Most patients with psoriatic arthritis first present with psoriasis only. Their skin disorder precedes any joint involvement, often by several years. That suggests targeting interventions to patients with psoriasis to prevent or slow their progression to psoriatic arthritis, as well as following psoriatic patients closely to diagnose psoriatic arthritis quickly when it first appears. It’s a simple and attractive management premise that’s been challenging to apply in practice.
It’s not that clinicians aren’t motivated to diagnose psoriatic arthritis (PsA) in patients early, hopefully as soon as it appears. The susceptibility of patients with psoriasis to develop PsA is well described, with an annual progression rate of about 3%, and adverse consequences result from even a 6-month delay in diagnosis.
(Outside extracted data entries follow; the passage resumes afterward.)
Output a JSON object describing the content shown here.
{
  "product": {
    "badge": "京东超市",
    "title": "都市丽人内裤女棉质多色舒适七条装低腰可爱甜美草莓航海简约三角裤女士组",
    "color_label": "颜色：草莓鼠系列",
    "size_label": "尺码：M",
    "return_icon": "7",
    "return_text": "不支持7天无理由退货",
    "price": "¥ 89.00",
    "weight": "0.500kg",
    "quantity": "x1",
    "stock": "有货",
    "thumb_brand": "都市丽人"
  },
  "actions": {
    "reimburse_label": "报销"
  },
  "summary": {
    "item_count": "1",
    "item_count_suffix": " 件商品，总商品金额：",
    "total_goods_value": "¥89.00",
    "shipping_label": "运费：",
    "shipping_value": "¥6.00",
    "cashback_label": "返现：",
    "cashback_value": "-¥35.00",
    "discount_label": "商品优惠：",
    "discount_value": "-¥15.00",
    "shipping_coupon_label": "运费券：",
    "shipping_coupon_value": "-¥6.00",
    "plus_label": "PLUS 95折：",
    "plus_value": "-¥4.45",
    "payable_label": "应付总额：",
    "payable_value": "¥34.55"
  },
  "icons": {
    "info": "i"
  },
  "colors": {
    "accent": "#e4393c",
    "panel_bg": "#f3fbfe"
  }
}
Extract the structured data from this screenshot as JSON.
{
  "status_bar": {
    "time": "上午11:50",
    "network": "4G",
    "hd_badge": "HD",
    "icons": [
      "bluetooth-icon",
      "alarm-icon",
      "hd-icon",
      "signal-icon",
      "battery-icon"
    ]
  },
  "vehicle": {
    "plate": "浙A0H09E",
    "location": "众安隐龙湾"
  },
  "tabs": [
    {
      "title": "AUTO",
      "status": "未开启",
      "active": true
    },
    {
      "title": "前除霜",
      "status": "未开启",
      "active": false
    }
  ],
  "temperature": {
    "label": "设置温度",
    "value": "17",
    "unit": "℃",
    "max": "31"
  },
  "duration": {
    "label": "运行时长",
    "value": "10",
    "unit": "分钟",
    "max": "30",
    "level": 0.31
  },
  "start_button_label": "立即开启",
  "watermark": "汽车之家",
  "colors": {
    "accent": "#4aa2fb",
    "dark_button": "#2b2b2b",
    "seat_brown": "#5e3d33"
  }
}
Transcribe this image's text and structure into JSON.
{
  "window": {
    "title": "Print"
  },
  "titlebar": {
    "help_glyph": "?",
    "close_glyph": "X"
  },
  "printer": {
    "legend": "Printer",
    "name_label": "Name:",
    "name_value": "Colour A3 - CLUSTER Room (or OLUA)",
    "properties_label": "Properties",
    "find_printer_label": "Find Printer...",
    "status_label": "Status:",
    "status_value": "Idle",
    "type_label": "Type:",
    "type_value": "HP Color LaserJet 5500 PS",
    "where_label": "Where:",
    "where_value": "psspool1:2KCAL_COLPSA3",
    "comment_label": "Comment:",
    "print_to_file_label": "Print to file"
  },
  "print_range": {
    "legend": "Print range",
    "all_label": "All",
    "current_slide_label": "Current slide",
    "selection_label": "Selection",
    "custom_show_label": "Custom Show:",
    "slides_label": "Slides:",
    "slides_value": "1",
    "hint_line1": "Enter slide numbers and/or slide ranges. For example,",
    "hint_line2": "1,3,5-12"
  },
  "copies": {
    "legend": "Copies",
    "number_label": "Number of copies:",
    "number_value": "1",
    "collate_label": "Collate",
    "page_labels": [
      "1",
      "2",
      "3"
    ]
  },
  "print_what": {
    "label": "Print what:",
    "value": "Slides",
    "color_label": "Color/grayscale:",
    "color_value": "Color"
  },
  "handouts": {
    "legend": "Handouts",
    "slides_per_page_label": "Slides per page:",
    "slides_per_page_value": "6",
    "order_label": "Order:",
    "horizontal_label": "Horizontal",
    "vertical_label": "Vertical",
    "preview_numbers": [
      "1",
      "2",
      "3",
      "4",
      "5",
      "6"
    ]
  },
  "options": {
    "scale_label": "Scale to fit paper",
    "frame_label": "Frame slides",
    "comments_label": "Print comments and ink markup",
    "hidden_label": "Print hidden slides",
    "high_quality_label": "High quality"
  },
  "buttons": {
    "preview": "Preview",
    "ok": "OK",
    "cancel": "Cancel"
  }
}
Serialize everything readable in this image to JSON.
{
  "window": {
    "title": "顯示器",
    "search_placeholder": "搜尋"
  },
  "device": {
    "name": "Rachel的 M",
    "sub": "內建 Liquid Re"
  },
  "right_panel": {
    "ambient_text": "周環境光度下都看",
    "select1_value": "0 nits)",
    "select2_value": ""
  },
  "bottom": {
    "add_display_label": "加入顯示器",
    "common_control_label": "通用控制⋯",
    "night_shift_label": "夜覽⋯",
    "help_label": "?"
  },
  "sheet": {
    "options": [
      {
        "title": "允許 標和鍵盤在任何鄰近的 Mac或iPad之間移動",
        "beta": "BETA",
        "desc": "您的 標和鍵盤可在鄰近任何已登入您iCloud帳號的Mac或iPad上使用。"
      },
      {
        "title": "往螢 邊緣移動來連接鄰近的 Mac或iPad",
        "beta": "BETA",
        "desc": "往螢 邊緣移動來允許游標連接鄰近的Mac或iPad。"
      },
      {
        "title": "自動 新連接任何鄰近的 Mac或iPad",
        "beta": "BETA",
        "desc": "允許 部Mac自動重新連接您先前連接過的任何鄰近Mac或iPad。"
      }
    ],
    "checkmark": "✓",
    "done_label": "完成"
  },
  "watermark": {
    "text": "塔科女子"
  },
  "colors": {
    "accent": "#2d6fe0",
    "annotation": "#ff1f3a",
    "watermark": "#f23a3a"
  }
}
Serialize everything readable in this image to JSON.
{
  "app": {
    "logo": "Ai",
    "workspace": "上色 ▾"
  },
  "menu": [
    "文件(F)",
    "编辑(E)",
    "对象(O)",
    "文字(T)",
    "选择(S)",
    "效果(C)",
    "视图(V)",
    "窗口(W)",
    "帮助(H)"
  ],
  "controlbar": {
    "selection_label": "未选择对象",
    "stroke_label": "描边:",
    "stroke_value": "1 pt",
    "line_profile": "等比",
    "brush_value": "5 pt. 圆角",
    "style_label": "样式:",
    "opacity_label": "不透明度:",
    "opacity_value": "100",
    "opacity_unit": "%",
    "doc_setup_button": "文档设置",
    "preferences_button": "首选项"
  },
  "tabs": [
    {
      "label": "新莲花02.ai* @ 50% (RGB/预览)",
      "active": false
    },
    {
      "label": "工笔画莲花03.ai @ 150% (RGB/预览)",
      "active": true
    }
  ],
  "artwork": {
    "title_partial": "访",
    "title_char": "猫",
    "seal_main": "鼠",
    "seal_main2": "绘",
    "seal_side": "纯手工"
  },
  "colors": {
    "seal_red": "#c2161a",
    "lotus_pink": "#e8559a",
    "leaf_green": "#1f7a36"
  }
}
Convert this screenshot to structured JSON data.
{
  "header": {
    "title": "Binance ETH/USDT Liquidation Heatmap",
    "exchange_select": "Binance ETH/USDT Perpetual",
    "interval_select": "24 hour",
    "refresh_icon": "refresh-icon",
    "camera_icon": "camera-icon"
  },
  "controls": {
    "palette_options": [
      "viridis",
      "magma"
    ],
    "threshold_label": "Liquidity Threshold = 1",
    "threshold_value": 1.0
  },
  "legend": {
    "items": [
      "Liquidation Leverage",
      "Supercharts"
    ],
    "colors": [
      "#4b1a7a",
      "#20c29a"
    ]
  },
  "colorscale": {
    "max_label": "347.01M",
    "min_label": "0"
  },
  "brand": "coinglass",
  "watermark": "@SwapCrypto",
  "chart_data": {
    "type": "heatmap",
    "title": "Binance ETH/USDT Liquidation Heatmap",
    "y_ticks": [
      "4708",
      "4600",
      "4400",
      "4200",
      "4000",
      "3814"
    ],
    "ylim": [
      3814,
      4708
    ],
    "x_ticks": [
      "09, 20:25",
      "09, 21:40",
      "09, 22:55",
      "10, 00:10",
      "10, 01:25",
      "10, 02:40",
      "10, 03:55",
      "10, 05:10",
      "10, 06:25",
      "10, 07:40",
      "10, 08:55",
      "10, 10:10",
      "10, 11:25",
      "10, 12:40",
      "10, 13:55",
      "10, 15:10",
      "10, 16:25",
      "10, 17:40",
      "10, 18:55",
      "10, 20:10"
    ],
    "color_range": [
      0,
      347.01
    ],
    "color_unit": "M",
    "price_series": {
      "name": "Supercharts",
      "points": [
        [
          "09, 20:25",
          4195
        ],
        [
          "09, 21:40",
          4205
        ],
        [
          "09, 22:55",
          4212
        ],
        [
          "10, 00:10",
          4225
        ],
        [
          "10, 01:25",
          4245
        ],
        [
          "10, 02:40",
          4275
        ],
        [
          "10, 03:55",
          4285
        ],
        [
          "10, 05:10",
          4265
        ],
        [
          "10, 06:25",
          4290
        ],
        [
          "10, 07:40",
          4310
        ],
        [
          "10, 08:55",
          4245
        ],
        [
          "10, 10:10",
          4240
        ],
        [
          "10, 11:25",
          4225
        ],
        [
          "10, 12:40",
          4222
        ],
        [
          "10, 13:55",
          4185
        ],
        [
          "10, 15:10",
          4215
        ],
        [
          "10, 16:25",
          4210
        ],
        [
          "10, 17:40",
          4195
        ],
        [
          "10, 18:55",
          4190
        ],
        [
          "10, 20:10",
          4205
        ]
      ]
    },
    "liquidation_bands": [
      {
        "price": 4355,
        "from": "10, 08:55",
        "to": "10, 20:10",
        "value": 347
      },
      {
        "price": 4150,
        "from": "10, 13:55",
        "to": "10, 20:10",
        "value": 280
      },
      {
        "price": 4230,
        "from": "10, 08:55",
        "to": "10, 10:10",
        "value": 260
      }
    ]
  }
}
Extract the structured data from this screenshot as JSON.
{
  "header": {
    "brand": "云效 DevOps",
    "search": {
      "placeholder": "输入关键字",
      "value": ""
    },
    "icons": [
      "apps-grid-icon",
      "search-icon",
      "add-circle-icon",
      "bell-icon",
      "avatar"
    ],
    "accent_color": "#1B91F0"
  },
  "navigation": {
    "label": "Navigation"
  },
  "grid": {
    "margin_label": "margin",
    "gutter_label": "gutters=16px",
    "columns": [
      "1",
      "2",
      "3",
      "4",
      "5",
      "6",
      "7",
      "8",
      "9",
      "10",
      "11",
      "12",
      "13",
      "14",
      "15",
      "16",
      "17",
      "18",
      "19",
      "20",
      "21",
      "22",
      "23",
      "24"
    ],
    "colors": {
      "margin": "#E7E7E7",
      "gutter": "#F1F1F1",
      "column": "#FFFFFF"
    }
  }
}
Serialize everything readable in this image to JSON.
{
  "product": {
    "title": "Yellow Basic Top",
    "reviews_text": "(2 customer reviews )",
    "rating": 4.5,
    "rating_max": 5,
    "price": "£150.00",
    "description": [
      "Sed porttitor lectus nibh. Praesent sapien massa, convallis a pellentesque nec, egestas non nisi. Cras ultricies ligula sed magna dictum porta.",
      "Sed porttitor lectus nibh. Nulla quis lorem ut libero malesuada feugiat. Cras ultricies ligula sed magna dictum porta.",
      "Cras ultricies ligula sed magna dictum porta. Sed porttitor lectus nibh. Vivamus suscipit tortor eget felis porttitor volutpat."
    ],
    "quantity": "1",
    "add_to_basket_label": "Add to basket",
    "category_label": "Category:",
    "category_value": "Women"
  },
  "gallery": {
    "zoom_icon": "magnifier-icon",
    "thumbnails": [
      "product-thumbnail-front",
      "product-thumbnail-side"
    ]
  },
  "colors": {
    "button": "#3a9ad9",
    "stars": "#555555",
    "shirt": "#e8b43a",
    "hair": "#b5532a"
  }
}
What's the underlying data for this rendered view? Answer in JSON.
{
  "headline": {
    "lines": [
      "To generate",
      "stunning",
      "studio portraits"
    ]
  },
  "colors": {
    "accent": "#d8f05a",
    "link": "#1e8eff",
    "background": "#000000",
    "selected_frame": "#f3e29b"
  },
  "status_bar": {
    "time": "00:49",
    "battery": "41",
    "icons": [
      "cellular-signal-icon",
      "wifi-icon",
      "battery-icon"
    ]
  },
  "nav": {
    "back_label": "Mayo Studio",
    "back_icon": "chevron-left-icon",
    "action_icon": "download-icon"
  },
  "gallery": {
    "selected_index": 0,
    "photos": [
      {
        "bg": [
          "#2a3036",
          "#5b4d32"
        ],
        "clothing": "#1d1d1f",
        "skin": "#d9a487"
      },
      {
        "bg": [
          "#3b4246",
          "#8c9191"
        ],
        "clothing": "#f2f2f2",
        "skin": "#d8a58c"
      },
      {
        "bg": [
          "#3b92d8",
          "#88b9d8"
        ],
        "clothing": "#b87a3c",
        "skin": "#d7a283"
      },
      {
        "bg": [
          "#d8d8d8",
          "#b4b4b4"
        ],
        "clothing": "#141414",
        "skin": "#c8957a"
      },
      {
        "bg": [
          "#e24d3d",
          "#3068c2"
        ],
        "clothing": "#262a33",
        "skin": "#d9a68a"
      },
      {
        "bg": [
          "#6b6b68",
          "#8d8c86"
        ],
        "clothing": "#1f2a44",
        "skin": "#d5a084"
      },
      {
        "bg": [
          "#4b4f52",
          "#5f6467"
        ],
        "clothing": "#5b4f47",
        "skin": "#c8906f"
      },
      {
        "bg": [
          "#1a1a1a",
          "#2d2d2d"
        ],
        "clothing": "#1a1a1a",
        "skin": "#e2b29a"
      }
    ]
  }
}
“Some physicians still don’t ask psoriasis patients about joint pain, or their symptoms are misinterpreted as something else,” said Lihi Eder, MD, a rheumatologist at Women’s College Research Institute, Toronto, and the University of Toronto. “Although there is increased awareness about PsA, there are still delays in diagnosis,” she said in an interview.
“Often there is a massive delay in diagnosis, and we know from a number of studies that longer duration of symptoms before diagnosis is associated with poorer outcomes,” said Laura C. Coates, MBChB, PhD, a rheumatologist at the University of Oxford (England). The delay to PsA diagnosis is generally “longer than for equivalent rheumatoid arthritis patients. PsA patients take longer to ask a primary care physician for help, longer to get a referral to a rheumatologist, and longer to get a diagnosis” from a rheumatologist. “We need to educate patients with psoriasis about their risk so that they seek help, educate GPs about whom to refer, and educate rheumatologists about diagnosis,” Dr. Coates said.
“It is very important to diagnose PsA as early as possible. We know that a delay in diagnosis and treatment can lead to worse outcomes and joint damage,” said Soumya M. Reddy, MD, codirector of the Psoriasis and Psoriatic Arthritis Center at New York University Langone Health in New York. “The heterogeneity of clinical manifestations of PsA can make it difficult to diagnose, and in some cases this leads to delayed diagnosis.”
“We are increasingly interested in the concept of preventing PsA. Psoriasis is a unique disease state in which we have an at-risk population where 30% will develop an inflammatory and potentially damaging arthritis. This may become important as our skin treatments may also treat musculoskeletal components of the disease,” said Joseph F. Merola, MD, director of the Center for Skin and Related Musculoskeletal Diseases at Brigham and Women’s Hospital in Boston and double board certified in dermatology and rheumatology.